After Caesar had crossed the Rubicon, and it was certain he would march to Rome and seize the reins of government, the aristocracy fled precipitately to Pompey's wing at Capua, fearing to find in Caesar another Marius. Pompey did not show extraordinary ability in the crisis. He had no courage and no purpose. He fled to Brundusium, where ships were waiting to transport his army to Durazzo. He was afraid to face his rival in Italy. Caesar would have pursued, but had no navy. He therefore went to Rome, which he had not seen for ten years, took what money he wanted from the treasury, and marched to Spain, where the larger part of Pompey's army, under his lieutenants, were now arrayed against him. These it was necessary first to subdue. But Caesar prevailed, and all Spain was soon at his feet. His successes were brilliant; and Gaul, Italy, Sicily, and Sardinia were wholly his own, as well as Spain, which was Pompey's province. He then rapidly returned to Rome, was named Dictator, and as such controlled the consular election, and was chosen Consul. But Pompey held the East, and, with his ships, controlled the Mediterranean, and was gathering forces for the invasion of Italy. Caesar allowed himself but eleven days in Rome. It was necessary to meet Pompey before that general could return to Italy. It was mid-winter,—about a year after he had crossed the Rubicon. He had with him only thirty thousand men, but these were veterans. Pompey had nine full Roman legions, which lay at Durazzo, opposite to Brundusium, besides auxiliaries and unlimited means; but he was hampered by senatorial civilians, and his legions were only used to Eastern warfare. He also controlled the sea, so that it was next to impossible for Caesar to embark without being defeated. Yet Caesar did cross the sea amid overwhelming obstacles, and the result was the battle of Pharsalia,—deemed one of the decisive battles of the world, although the forces of the combatants were comparatively small.
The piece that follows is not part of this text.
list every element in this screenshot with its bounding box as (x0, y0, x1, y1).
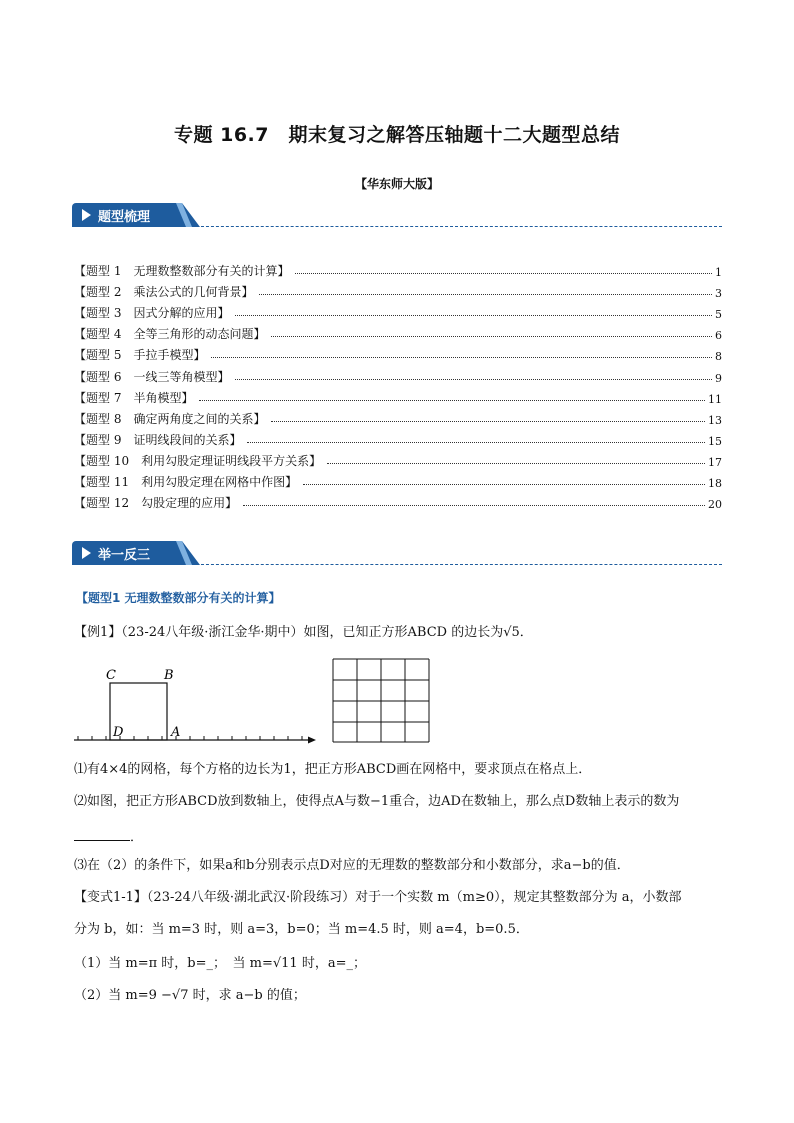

It was gained by the defeat of Pompey's cavalry by a fourth line of the best soldiers of Caesar, which was kept in reserve. Pompey, on the defeat of his cavalry, upon whom he had based his hopes, lost heart and fled. He fled to the sea,—uncertain, vacillating, and discouraged,—and sailed for Egypt, relying on the friendship of the young king; but was murdered treacherously before he set foot upon the land. His fate was most tragical. His fall was overwhelming.